All that aside, is Peter right about cannabis being so very dangerous? I certainly wouldn’t say it was harmless, but unlike heroin, cocaine and alcohol, you can’t take too much and die. Yes, you may fall off a balcony, but you’d have to eat your own body-weight to risk overdose.

The link to mental illness seems to be closely linked to a particular type of cannabis, high-strength grass, broadly called ‘skunk’.  It crops up in the politician’s cliché, about smoking once when they were a student, but they didn’t like it and they didn’t get stoned, but this new stuff the kids are smoking nowadays is something else entirely.  Indeed it is different, but if anyone claims you couldn’t get high in the ‘70s and ‘80s smoking Moroccan black , they’re lying.  The effects of cannabis, the same as with alcohol, depend on the dose.

Prohibition led to a higher consumption of stronger  alcohol over the weaker kind .  If you’re going to smuggle a barrel of beer, it might as well be whiskey. The same applies now to cannabis, and skunk is its ‘bathtub gin’, grown fast and harvested early. This is not a product marketed on its delicacy, but the power of its punch.  Due to the way it’s grown and cut, a certain chemical preponderates, which would not be the case if the plant was allowed longer to mature, and it is this chemical balance which I believe is most responsible for the negative effects on mental health observed in many people.  But who would buy ‘bathtub gin’ if a decent bottle from a distillery of repute was readily available instead? In a legal market, people would not be buying solely for concentration and quantity, but for quality.  On these grounds, the worst of the grass would disappear.
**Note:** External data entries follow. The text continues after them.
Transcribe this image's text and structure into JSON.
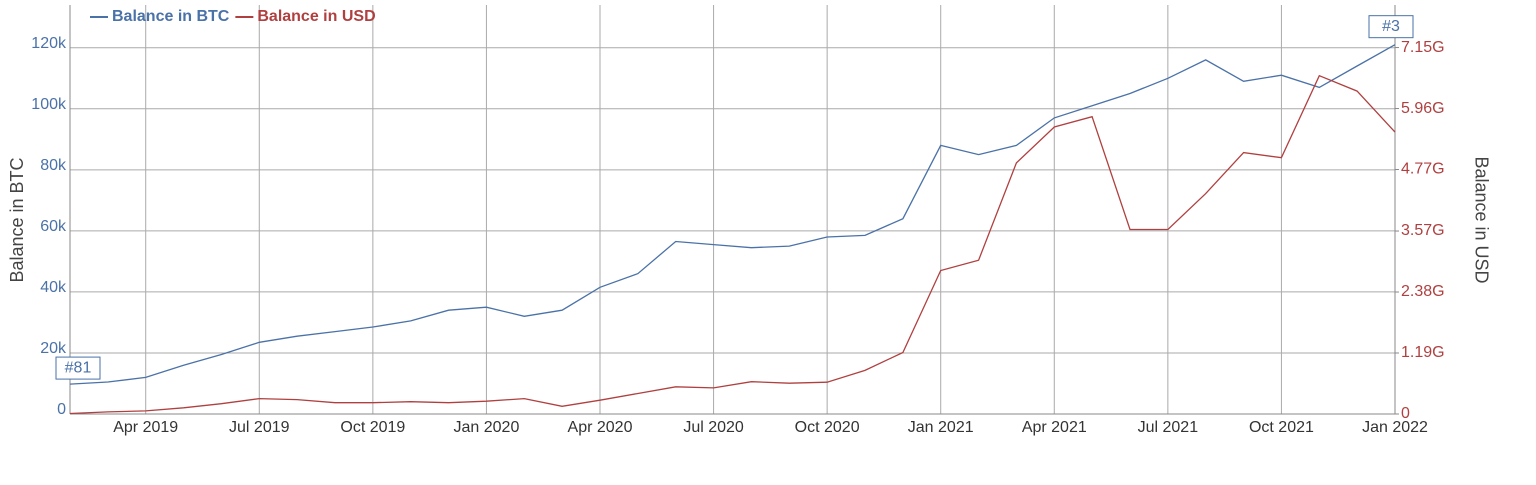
{
  "chart_data": {
    "type": "line",
    "x": [
      "2019-02",
      "2019-03",
      "2019-04",
      "2019-05",
      "2019-06",
      "2019-07",
      "2019-08",
      "2019-09",
      "2019-10",
      "2019-11",
      "2019-12",
      "2020-01",
      "2020-02",
      "2020-03",
      "2020-04",
      "2020-05",
      "2020-06",
      "2020-07",
      "2020-08",
      "2020-09",
      "2020-10",
      "2020-11",
      "2020-12",
      "2021-01",
      "2021-02",
      "2021-03",
      "2021-04",
      "2021-05",
      "2021-06",
      "2021-07",
      "2021-08",
      "2021-09",
      "2021-10",
      "2021-11",
      "2021-12",
      "2022-01"
    ],
    "xlim": [
      "2019-02",
      "2022-01"
    ],
    "xticks": [
      {
        "value": "2019-04",
        "label": "Apr 2019"
      },
      {
        "value": "2019-07",
        "label": "Jul 2019"
      },
      {
        "value": "2019-10",
        "label": "Oct 2019"
      },
      {
        "value": "2020-01",
        "label": "Jan 2020"
      },
      {
        "value": "2020-04",
        "label": "Apr 2020"
      },
      {
        "value": "2020-07",
        "label": "Jul 2020"
      },
      {
        "value": "2020-10",
        "label": "Oct 2020"
      },
      {
        "value": "2021-01",
        "label": "Jan 2021"
      },
      {
        "value": "2021-04",
        "label": "Apr 2021"
      },
      {
        "value": "2021-07",
        "label": "Jul 2021"
      },
      {
        "value": "2021-10",
        "label": "Oct 2021"
      },
      {
        "value": "2022-01",
        "label": "Jan 2022"
      }
    ],
    "y_label": "Balance in BTC",
    "y2_label": "Balance in USD",
    "ylim": [
      0,
      134000
    ],
    "yticks": [
      0,
      {
        "value": 20000,
        "label": "20k"
      },
      {
        "value": 40000,
        "label": "40k"
      },
      {
        "value": 60000,
        "label": "60k"
      },
      {
        "value": 80000,
        "label": "80k"
      },
      {
        "value": 100000,
        "label": "100k"
      },
      {
        "value": 120000,
        "label": "120k"
      }
    ],
    "y2lim": [
      0,
      7980000000
    ],
    "y2ticks": [
      0,
      {
        "value": 1190000000,
        "label": "1.19G"
      },
      {
        "value": 2380000000,
        "label": "2.38G"
      },
      {
        "value": 3570000000,
        "label": "3.57G"
      },
      {
        "value": 4770000000,
        "label": "4.77G"
      },
      {
        "value": 5960000000,
        "label": "5.96G"
      },
      {
        "value": 7150000000,
        "label": "7.15G"
      }
    ],
    "grid": true,
    "series": [
      {
        "name": "Balance in BTC",
        "color": "#4a72a8",
        "values": [
          9800,
          10500,
          12000,
          16000,
          19500,
          23500,
          25500,
          27000,
          28500,
          30500,
          34000,
          35000,
          32000,
          34000,
          41500,
          46000,
          56500,
          55500,
          54500,
          55000,
          58000,
          58500,
          64000,
          88000,
          85000,
          88000,
          97000,
          101000,
          105000,
          110000,
          116000,
          109000,
          111000,
          107000,
          114000,
          121000
        ]
      },
      {
        "name": "Balance in USD",
        "color": "#b04040",
        "axis": "y2",
        "values": [
          10000000,
          40000000,
          60000000,
          120000000,
          200000000,
          300000000,
          280000000,
          220000000,
          220000000,
          240000000,
          220000000,
          250000000,
          300000000,
          150000000,
          270000000,
          400000000,
          530000000,
          510000000,
          630000000,
          600000000,
          620000000,
          850000000,
          1200000000,
          2800000000,
          3000000000,
          4900000000,
          5600000000,
          5800000000,
          3600000000,
          3600000000,
          4300000000,
          5100000000,
          5000000000,
          6600000000,
          6300000000,
          5500000000
        ]
      }
    ],
    "annotations": [
      "#81",
      "#3"
    ]
  }
}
And one final thing must be said for cannabis; that there is no more versatile plant ever cultivated by man.  It can be used to make paper better than wood-pulp; textiles stronger than cotton; plastics, fuel, cooking oil; the seeds make high-protein food, and it has medicinal uses which have been practiced for centuries.  Furthermore, the plant is basically a weed, and will grow with very little assistance, needing far less fertiliser and pesticide than cotton, it counters soil erosion, and you can smoke it and get high.  I defy any God-fearing man, as Mr Hitchens is, to refute that this is a gift from our Creator. If that merely scalps the air, let him consider, drawing upon the naval tradition which runs in his blood , if I am not mistaken, how would this island’s navy had fared without its hempen ropes and sails (and a lash and bottle o’ rum)?For all these reasons, any law prohibiting such a plant is ridiculous, nonsensical, even blasphemous!

None of the above applies to crystal meth, for which we must fall back to earlier arguments.